Extremely useful information here.  There is no MAN page 
anywhere that would tell all of this; I've been trying to 
figure this out, but not even knowing where to start.

Thank you very much for this.

Regards, Mark VII
[EMAIL PROTECTED]

On Wednesday 05 December 2001 07:31 pm, Steven J. Yellin 
wrote:

>     To find out about the mon service, one place to start
> is by typing "rpm -ql mon".  It will show there's a file
> /etc/rc.d/init.d/mon, which probably means mon is known
> by chkconfig.  The command "chkconfig --list mon" will
> tell you the status of mon; it's probably on in levels 3,
> 4, and 5.  The "chkconfig --list" command, without
> specifying the service, shows the status of all services.
> You can turn services on and off with chkconfig.  For
> example, "chkconfig mon off" should get rid of mon for
> you until you figure out how to make it do what you want.
> Also shown in the list made by "rpm -ql mon" should be a
> bunch of documentation files in
> /usr/share/doc/mon-0.38.18, along with
> /usr/share/man/man1/mon.1.gz, moncmd.1.gz, and
> monshow.1.gz.  So "man mon", "man moncmd", and "man
> monshow" could supply useful information.
>
> On Wed, 5 Dec 2001, Mark Seven Smith wrote:
> > ...
> > I am not sure of the value of such a program as "mon"
> > anyhow; since, after all, I really DON'T want to have
> > telnet available!  There's probably a way to tell it
> > not to check for the telnet port availability; however
> > you should see some of the OTHER weird notices I get! 
> > They are very long; which is why I haven't posted them
> > on the list.

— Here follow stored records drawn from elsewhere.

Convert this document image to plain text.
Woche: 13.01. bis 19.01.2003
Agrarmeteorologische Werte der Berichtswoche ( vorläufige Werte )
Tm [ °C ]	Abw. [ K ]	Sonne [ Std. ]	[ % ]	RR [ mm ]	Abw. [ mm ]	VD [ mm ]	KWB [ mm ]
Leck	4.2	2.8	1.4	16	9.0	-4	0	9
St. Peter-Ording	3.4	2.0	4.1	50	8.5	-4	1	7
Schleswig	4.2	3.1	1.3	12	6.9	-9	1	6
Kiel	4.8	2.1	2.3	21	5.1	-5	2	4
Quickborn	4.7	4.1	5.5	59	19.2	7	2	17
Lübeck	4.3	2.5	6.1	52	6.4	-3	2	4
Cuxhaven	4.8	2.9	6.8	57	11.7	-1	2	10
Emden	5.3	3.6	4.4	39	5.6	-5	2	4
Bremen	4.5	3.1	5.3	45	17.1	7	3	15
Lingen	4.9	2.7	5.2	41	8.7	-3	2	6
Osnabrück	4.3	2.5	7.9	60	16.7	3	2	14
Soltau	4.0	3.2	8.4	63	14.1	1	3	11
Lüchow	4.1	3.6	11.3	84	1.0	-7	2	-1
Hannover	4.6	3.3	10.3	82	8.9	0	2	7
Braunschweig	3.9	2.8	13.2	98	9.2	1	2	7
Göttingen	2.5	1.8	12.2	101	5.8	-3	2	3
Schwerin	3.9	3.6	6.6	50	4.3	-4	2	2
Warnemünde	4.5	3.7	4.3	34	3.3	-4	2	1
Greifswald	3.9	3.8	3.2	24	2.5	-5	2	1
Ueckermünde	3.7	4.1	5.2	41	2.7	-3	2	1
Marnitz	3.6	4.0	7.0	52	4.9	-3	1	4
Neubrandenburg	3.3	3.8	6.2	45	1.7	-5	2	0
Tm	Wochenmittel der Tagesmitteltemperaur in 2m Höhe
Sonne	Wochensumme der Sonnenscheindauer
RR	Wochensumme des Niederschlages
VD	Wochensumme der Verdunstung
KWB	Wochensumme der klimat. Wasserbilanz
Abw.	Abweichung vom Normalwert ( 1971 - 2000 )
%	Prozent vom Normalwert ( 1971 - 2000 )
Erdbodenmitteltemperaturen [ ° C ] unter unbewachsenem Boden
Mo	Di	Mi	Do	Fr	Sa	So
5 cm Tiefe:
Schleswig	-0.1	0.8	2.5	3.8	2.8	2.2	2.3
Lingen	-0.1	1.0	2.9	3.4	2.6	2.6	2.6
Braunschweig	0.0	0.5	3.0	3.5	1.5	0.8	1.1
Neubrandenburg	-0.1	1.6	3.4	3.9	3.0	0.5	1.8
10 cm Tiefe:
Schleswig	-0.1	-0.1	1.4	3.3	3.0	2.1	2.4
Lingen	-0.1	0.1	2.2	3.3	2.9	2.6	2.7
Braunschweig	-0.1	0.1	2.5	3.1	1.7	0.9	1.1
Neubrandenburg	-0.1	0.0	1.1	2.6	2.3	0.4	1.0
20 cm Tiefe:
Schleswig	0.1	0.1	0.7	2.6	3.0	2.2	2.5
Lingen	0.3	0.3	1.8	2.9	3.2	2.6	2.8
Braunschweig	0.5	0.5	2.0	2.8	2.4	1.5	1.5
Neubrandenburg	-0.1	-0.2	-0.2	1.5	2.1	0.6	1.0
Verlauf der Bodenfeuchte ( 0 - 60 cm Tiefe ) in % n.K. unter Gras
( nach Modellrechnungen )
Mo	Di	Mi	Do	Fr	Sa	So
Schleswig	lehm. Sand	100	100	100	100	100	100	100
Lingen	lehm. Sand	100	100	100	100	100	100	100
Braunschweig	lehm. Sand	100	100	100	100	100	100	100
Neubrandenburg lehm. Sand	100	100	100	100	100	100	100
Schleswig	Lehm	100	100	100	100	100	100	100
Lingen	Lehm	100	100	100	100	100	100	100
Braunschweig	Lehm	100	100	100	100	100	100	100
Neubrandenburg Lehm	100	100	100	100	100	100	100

Besides the headers in the mail, there are
> > 68 lines of either "Security Violations", or "Unusual
> > System Events". And example of the former is:
> >
> >  3  Dec  4 16:01:59 CX9465-a mon[1195]: failure for
> > servers http 1007510519 localhost
> >
> > And the other type's example would be:
> >
> > 37  Dec  4 16:01:59 CX9465-a mon[1195]: failure for
> > servers http 1007510519 localhost
> >
> > Not a lot of difference, huh?  I don't get that part at
> > all...
> >
> > And the thing is, I get dozens of mails for root, just
> > like this, every day!  I just checked, and there are 42
> > listed right now!
> >
> > It seems to be monitoring for UNAVAILABLE services...is
> > there an easy way to make it do the inverse?  And let
> > me know if, for instance, the telnet port suddenly
> > opened up for no reason?  THAT might be useful!  <g!>
> >
> > Anyway, I want to turn it off, but in looking at the
> > "man mon" page I don't see a way to do that.  It seems
> > harder to make things stop, than it does to make things
> > go.  Dang...
> >
> > Any advice would be appreciated.